Wrapping up a nine-day fact-finding mission to the country in November 2008, Nowak concluded that "the context that allows torture to continue unabatedly is characterized by the non-functioning of the administration of justice and, therefore, the absence of the rule of law."

"In Equatorial Guinea, I found a systematic practice of torture, extremely inhuman conditions of detention in police custody and a certain lack of cooperation by the government," he said.

This week's joint letter regarding the prize sent to Bokova, and circulated to member states of the executive board, is not the first correspondence on the issue.

At the beginning of May, Bokova responded to another letter sent by the executive director of Human Rights Watch, Kenneth Roth. In it, she addressed criticisms about the UNESCO-Obiang prize, shifting the responsibility for the establishment and acceptance of the prize onto the shoulders of the executive board.

"Having heard the strong support of the African Member States of the Executive Board, the formal decision to establish the UNESCO-Obiang Nguema Mbasogo International Prize for the Research in the Life Sciences was taken by the Executive Board of UNESCO by consensus at its 180th session in September, 2008," wrote Bokova.

"It is thus an obligation of the Secretariat to implement the Executive Board's decision, and my duty is to ensure credibility, integrity and professionalism of this process," she said, reiterating a statement she issued at the 184th session of the executive board at the beginning of last month.

"I have myself received criticism about this prize, which I immediately communicated to the Board, as decisions about prizes are the prerogative of the Member States," she said.
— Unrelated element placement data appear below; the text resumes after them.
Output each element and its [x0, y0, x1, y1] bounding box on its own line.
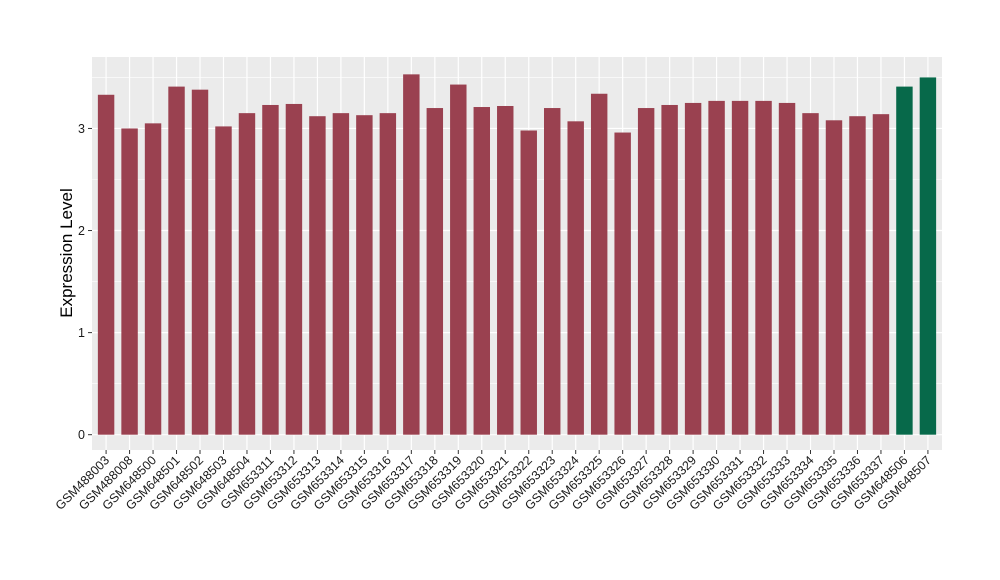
- bar: [661, 104, 678, 435]
- y-tick-label: 2: [78, 224, 85, 238]
- bar: [778, 102, 796, 435]
- panel-background: [92, 57, 942, 450]
- bar: [497, 105, 514, 435]
- bar: [168, 86, 185, 435]
- bar: [755, 100, 772, 435]
- bar: [285, 103, 303, 435]
- bar: [97, 94, 115, 435]
- y-tick-label: 1: [78, 326, 85, 340]
- bar: [590, 93, 608, 435]
- y-tick-label: 0: [78, 428, 85, 442]
- bar: [144, 123, 162, 435]
- bars: [97, 74, 937, 435]
- bar: [121, 128, 138, 435]
- y-tick-label: 3: [78, 122, 85, 136]
- bar: [614, 132, 631, 435]
- bar: [379, 113, 397, 435]
- x-axis: GSM488003GSM488008GSM648500GSM648501GSM6…: [53, 450, 934, 513]
- bar: [520, 130, 537, 435]
- bar: [473, 107, 490, 435]
- bar: [544, 108, 561, 435]
- bar: [403, 74, 420, 435]
- y-axis: 0 1 2 3: [78, 122, 92, 442]
- bar: [849, 116, 866, 435]
- bar: [731, 100, 749, 435]
- y-axis-title: Expression Level: [57, 188, 76, 317]
- bar: [356, 115, 373, 435]
- bar: [426, 108, 444, 435]
- bar: [191, 89, 209, 435]
- bar: [262, 104, 279, 435]
- bar: [919, 77, 937, 435]
- bar: [896, 86, 913, 435]
- bar: [450, 84, 467, 435]
- bar: [802, 113, 819, 435]
- bar: [684, 102, 702, 435]
- bar: [238, 113, 256, 435]
- bar: [309, 116, 326, 435]
- bar: [567, 121, 584, 435]
- bar: [708, 100, 725, 435]
- bar: [637, 108, 655, 435]
- bar: [215, 126, 232, 435]
- bar: [825, 120, 843, 435]
- bar: [872, 114, 890, 435]
- bar: [332, 113, 350, 435]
"I have done my best, as Director-General, to fulfil my role, which is to ensure the credibility of the process," she added.

Lisa Misol, a senior researcher on business and human rights at Human Rights Watch, told IPS, "The short answer is that the board does have important power and we've contacted them too, but so far no party at UNESCO has been willing to take the necessary action to stop the prize."

"The DG [Bokova] could and should have specifically asked the board to review the matter and instead sent totally confused signals. Also, she could have delayed it again till the next board meeting if need be. Finally, we don't have any new reply since our Monday letter," she said.

"The back story is that she came in as a reform candidate last year, and she doesn't want to upset the large contingent of the UNESCO membership," Misol said. "It was really badly managed at a minimum."

The first prize is expected to be awarded at the end the June. Under its terms, after a period of five years, "the Director-General of UNESCO together with the donor will undertake a review of all aspects of the Prize and decide about its continuation or termination."